A dual readout embryonic zebrafish xenograft model of rhabdomyosarcoma to assess clinically relevant multi-receptor tyrosine kinase inhibitors.

BACKGROUND

Rhabdomyosarcoma (RMS) is a highly aggressive soft tissue sarcoma, affecting children and adolescents, with poor prognosis in some patient groups. Better therapeutic regimens and preclinical models to test them in are needed. Multi-receptor tyrosine kinase inhibitors (MRTKIs) are licensed for adult indications and explored in the clinic in sarcoma patients. The MRTKI Regorafenib is currently assessed in the relapse setting in patients with RMS (NCT04625907). Reliable biomarkers of response for MRTKIs are lacking. MRTKIs act not only against the cancer cell, but also the supporting stroma, particularly the vasculature. The embryonic zebrafish is translucent and allows assessment of this interaction with high-throughput imaging.

METHODS

A new preclinical embryo zebrafish xenograft model was developed using Tg(:GFP) (blood vessel reporter) transgenic zebrafish embryos inoculated in the yolk with fluorescently labelled cells from 7 different RMS cell lines (fusion-positive (FP): Rh4, Rh30, Rh41, RMS-01, fusion-negative (FN): RD, JR1, SMS-CTR), and patient-derived cells IC-pPDX-104 at 50 hours post-fertilization and incubated at 34°C for up to 70 hours. Xenografts and vessel beds were imaged and analysed using custom FIJI pipelines. MRTKIs regorafenib and infigratinib were used at a concentration of 0.1uM added to the fish water 4 hours post cell inoculation. Pro-angiogenic growth factors VEFG-A, FGF-2 and PDGF-BB were measured in conditioned media of each cell line.

RESULTS

All 7 RMS cell lines and the patient-derived cells engrafted with tumour burden assessment by fluorescent imaging and direct cell counting indicating adequate growth and high cell viability during the observation period. RMS tumours induced neo-vascularisation towards the tumour and increased density of proximal vessel beds.

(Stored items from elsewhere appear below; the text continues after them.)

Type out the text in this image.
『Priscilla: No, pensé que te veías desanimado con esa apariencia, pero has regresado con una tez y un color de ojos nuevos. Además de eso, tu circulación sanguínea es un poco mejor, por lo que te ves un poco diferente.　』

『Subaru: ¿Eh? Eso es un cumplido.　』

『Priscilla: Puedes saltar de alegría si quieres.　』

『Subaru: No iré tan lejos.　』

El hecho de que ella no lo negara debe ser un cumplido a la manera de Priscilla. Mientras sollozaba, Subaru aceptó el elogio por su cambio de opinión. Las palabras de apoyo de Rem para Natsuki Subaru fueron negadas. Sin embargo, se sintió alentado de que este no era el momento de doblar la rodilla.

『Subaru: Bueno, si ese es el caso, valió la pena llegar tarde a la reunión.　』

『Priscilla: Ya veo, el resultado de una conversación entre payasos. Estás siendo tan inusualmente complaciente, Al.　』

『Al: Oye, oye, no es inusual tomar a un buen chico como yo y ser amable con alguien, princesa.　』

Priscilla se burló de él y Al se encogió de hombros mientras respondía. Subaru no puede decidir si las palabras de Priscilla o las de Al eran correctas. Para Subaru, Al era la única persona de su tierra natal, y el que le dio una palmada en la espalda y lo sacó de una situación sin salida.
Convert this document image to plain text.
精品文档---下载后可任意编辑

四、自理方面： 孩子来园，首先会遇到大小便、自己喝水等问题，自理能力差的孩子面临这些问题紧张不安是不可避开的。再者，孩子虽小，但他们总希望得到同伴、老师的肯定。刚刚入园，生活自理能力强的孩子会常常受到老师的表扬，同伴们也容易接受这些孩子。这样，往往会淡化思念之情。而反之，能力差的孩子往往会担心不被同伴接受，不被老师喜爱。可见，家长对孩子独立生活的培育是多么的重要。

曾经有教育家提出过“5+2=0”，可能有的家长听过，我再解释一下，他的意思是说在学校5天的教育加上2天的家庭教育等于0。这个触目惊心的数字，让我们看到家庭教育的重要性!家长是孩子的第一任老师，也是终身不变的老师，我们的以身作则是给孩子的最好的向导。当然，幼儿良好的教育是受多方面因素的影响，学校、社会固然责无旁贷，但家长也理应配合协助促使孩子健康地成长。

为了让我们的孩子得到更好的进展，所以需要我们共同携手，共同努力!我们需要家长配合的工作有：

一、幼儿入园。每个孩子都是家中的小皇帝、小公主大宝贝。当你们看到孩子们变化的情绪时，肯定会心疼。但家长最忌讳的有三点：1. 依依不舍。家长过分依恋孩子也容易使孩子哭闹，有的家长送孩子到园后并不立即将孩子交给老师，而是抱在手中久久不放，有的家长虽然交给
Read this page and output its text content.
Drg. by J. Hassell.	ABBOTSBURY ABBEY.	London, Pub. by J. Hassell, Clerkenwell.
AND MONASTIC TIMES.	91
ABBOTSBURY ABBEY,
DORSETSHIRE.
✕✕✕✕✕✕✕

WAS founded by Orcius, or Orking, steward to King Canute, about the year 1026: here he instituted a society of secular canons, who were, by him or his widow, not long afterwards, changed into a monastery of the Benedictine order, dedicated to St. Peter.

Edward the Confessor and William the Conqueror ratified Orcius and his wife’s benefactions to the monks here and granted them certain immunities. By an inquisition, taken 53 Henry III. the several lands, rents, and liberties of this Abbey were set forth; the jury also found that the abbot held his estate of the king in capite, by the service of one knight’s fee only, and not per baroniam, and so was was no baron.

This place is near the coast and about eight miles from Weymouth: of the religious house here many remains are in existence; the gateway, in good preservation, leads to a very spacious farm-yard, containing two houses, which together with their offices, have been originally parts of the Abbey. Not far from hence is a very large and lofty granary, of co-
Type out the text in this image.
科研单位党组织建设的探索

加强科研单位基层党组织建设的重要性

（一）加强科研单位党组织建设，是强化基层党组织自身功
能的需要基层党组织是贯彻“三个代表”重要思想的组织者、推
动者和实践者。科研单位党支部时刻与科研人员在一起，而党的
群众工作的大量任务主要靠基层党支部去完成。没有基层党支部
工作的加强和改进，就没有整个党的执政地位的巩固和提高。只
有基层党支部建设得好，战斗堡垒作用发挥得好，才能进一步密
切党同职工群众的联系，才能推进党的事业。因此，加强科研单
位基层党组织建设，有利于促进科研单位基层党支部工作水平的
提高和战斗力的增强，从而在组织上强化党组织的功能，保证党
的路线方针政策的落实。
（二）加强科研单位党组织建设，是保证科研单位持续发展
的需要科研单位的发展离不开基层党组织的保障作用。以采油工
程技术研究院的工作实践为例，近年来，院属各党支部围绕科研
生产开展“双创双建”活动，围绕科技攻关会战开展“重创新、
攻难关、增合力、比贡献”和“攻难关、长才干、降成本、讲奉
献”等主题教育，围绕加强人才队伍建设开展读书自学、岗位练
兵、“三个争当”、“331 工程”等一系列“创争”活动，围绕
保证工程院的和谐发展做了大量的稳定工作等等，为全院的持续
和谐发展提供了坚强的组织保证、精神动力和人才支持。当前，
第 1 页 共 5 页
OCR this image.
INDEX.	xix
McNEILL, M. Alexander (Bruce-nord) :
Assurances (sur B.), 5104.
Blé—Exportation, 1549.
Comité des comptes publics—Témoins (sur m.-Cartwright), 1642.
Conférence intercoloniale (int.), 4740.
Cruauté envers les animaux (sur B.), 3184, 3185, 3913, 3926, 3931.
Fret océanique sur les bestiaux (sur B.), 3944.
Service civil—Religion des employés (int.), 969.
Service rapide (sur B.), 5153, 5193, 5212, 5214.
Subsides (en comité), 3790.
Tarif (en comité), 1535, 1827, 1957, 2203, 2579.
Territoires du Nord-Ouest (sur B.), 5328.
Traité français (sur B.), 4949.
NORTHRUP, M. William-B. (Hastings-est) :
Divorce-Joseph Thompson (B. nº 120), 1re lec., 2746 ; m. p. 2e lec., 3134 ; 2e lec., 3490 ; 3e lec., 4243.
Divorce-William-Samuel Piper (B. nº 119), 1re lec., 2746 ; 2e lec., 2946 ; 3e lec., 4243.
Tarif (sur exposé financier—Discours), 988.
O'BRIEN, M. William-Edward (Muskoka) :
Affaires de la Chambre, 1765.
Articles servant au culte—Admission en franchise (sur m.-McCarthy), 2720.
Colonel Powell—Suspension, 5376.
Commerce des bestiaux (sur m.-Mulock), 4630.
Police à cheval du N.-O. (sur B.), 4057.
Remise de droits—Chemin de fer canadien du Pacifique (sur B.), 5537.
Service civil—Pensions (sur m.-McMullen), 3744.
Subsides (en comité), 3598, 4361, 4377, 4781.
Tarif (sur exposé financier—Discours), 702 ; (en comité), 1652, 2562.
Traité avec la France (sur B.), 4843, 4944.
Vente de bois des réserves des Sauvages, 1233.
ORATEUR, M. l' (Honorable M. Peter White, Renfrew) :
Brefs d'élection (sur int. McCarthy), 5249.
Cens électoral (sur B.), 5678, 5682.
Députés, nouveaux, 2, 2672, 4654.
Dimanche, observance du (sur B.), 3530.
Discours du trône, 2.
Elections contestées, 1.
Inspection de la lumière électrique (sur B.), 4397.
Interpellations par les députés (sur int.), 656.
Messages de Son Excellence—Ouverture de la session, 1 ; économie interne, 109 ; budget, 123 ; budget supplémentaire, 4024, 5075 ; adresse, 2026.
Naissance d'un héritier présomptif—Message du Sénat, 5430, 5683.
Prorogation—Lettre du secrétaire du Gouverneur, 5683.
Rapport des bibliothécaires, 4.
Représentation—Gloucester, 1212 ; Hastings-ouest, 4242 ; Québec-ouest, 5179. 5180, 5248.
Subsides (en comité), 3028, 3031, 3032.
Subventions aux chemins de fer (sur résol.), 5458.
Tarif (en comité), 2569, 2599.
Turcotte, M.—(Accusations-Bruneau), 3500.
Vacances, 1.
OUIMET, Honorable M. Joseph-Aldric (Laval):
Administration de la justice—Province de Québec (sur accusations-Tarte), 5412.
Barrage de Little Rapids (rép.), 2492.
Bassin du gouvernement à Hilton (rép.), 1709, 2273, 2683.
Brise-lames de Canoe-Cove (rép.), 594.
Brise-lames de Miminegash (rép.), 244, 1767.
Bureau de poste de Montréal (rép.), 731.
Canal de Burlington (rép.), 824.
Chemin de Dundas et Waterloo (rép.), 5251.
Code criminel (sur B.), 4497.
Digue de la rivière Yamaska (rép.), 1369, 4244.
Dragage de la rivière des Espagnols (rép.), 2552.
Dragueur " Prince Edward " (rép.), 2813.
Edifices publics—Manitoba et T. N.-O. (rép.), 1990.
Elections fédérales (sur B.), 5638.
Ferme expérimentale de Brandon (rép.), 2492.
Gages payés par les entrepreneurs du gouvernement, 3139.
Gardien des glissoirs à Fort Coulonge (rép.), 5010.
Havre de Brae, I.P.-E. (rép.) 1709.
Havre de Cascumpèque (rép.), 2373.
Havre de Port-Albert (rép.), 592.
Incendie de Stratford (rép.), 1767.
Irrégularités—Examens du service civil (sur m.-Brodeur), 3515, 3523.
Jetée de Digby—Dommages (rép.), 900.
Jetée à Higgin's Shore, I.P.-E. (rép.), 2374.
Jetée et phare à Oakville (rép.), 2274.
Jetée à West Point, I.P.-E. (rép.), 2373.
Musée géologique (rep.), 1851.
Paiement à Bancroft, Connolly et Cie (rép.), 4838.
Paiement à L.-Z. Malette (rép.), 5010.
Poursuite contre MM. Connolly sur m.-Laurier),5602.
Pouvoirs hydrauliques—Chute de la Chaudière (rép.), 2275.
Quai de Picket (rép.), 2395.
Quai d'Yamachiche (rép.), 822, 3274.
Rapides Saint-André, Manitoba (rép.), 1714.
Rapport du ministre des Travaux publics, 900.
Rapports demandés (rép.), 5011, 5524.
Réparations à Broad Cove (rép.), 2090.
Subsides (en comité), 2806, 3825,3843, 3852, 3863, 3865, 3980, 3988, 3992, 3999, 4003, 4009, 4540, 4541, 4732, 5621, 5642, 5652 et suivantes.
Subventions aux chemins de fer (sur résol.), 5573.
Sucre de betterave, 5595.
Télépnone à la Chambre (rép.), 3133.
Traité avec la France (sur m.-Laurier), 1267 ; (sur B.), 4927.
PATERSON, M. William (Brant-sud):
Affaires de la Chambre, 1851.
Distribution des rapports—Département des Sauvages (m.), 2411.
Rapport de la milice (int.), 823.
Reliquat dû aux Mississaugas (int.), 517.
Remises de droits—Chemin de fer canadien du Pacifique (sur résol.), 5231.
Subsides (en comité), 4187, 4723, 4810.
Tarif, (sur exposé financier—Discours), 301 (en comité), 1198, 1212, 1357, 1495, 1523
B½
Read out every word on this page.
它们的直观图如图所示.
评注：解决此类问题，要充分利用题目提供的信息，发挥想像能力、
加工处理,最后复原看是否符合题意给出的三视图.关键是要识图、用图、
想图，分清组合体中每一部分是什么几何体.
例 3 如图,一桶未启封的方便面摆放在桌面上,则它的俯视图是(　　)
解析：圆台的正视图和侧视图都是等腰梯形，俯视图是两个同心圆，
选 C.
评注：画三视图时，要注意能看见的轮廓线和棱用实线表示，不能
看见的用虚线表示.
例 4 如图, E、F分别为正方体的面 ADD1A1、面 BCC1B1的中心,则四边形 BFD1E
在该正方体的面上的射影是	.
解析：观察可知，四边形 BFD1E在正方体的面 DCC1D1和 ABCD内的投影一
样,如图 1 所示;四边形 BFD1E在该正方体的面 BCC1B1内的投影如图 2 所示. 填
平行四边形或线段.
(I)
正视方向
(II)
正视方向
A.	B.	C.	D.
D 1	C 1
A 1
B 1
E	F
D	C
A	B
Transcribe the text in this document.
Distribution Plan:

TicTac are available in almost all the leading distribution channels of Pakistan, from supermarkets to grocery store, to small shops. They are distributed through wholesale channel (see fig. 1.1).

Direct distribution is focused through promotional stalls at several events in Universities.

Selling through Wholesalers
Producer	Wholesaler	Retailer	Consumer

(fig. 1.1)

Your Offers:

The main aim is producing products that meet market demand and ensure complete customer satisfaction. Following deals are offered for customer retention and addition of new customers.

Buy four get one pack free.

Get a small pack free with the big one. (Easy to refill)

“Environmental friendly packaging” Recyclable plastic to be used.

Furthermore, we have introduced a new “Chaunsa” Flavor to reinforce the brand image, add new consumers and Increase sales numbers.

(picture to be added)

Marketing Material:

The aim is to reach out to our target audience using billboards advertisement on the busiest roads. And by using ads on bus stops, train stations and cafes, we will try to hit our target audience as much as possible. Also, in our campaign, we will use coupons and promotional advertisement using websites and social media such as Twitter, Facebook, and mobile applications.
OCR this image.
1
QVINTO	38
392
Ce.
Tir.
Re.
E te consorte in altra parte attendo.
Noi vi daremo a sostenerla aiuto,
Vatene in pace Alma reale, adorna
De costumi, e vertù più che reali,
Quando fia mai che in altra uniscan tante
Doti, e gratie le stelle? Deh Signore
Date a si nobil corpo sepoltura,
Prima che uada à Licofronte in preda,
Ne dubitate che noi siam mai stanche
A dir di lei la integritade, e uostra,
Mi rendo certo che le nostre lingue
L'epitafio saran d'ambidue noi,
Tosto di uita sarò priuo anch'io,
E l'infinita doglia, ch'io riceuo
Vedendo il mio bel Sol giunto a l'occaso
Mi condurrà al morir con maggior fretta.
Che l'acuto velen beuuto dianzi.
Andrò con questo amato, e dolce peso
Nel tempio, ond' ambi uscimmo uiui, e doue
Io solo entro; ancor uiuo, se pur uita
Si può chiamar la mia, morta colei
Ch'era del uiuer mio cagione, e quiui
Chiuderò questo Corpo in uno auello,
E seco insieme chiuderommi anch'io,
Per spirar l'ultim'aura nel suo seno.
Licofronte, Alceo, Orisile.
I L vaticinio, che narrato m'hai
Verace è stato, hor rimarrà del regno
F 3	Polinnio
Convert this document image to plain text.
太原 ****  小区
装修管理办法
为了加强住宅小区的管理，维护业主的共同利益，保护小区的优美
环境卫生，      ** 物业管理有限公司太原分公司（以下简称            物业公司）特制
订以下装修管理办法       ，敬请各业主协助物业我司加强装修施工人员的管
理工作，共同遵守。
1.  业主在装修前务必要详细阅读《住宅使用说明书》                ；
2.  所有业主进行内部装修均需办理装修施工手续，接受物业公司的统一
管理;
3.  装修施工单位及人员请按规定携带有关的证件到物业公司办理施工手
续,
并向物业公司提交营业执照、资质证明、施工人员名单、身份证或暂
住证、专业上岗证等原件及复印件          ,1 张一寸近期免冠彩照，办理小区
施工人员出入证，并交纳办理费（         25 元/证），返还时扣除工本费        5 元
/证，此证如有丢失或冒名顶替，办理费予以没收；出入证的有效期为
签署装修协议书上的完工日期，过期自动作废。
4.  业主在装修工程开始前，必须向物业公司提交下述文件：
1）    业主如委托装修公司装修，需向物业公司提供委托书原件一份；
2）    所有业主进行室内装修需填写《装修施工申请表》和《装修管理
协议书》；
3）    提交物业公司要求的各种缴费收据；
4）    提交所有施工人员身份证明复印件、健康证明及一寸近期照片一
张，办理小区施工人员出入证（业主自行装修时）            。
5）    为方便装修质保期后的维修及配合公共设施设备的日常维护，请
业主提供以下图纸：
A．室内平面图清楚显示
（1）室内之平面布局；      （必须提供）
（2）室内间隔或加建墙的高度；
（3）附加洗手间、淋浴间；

MRTKI treatment revealed a greater tumour-intrinsic sensitivity of FP cells, but identified a significant blockade of neo-vascularisation across all RMS lines, with regorafenib response correlated with secretion of VEGF-A.

CONCLUSION

We have developed an embryonic zebrafish xenograft model of RMS, which allows assessment of tumour growth, vascularisation initiation and therapeutic responses to clinically relevant MRTKIs. The identification of VEGF-A secretion as potential biomarker for Regorafenib response and the separation of therapeutic effects on tumour growth and neovascularisation suggests additional value of our model for response prediction to MRTKIs.